How to Use Tor For Web Scraping

Q: How to use Tor as an HTTP proxy?

To accept HTTP proxy connections with Tor, open the torrc file in the Tor browser directory. Then, add the line HTTPTunnelPort 9080 and save the file. Tor will then operate as an HTTP proxy at the URL 127.0.0.1:9080 .

by Mazen Ramadan Aug 22, 2024

#tools #proxies

IP address blocking and throttling are common challenges encountered while web scraping and the most common solution to this is proxy use. However, proxies can be very expensive so are there any free alternatives?

In this article, we'll explore web scraping using Tor proxy network which is free and accessible to anyone. For this, we'll setup our scrapers to use Tor as a proxy server. This will change the IP address randomly for each scraping request - let's get started!

What is Tor?

Tor (The Onion Router) is a free and open-source tool and a network that's most commonly implemented through Firefox. It allows for anonymous internet browsing by:

Blocking third-party trackers such as ads by clearing cookies and browsing history.
Preventing connection monitoring and knowing the visited websites.
Resist fingerprinting by making all Tor users look the same.
Allowing access to restricted domains on the local network.
Masking the real identity to a different IP address.

Tor also allows access to .onion domains exclusively. These domains have increased anonymity, and their visitors can almost hide their identities completely.

Although Tor is a web browser, other clients, such as web scrapers can use its network through a proxy.

How Does Tor Work?

Tor data is transmitted over a network called the Onion Router. This network consists of thousands of volunteer-based servers known as Tor relays.
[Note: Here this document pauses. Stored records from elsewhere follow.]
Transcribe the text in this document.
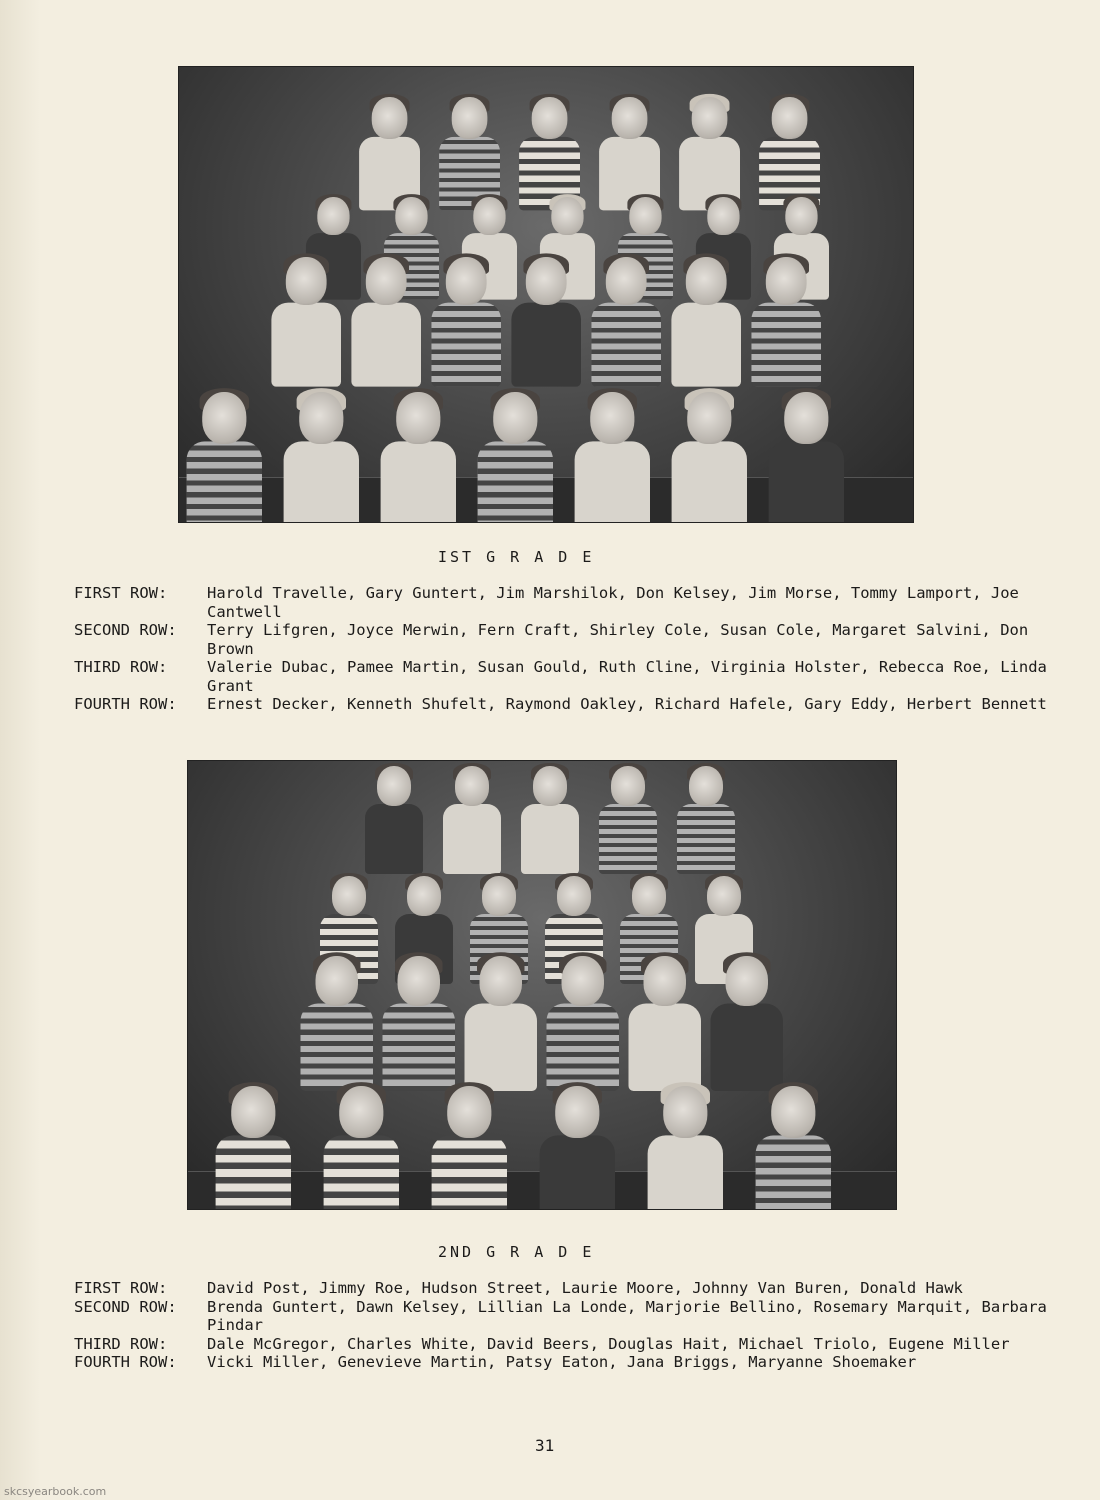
IST G R A D E
FIRST ROW:	Harold Travelle, Gary Guntert, Jim Marshilok, Don Kelsey, Jim Morse, Tommy Lamport, Joe Cantwell
SECOND ROW:	Terry Lifgren, Joyce Merwin, Fern Craft, Shirley Cole, Susan Cole, Margaret Salvini, Don Brown
THIRD ROW:	Valerie Dubac, Pamee Martin, Susan Gould, Ruth Cline, Virginia Holster, Rebecca Roe, Linda Grant
FOURTH ROW:	Ernest Decker, Kenneth Shufelt, Raymond Oakley, Richard Hafele, Gary Eddy, Herbert Bennett
2ND G R A D E
FIRST ROW:	David Post, Jimmy Roe, Hudson Street, Laurie Moore, Johnny Van Buren, Donald Hawk
SECOND ROW:	Brenda Guntert, Dawn Kelsey, Lillian La Londe, Marjorie Bellino, Rosemary Marquit, Barbara Pindar
THIRD ROW:	Dale McGregor, Charles White, David Beers, Douglas Hait, Michael Triolo, Eugene Miller
FOURTH ROW:	Vicki Miller, Genevieve Martin, Patsy Eaton, Jana Briggs, Maryanne Shoemaker
31
skcsyearbook.com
To remain anonymous, requests sent over the Tor network go through three nodes: entry, middle, and exist. All requests sent over this network are encrypted, and they get decrypted through the following process:

Entry Node
This node knows the sender but doesn't know the destination. It peels the first encryption layer and passes it to the middle nodes.
Middle Nodes
Multiple layers of middle nodes that don't know the sender or the destination. They peel the more encryption layers except for the inner one and pass it to the exit node.
Exit Node
This node removes the last encryption layer and then sends the request to its final destination. It knows the destination but doesn't know the request sender.

onion router explanation — Tor request lifecycle

How to Install Tor?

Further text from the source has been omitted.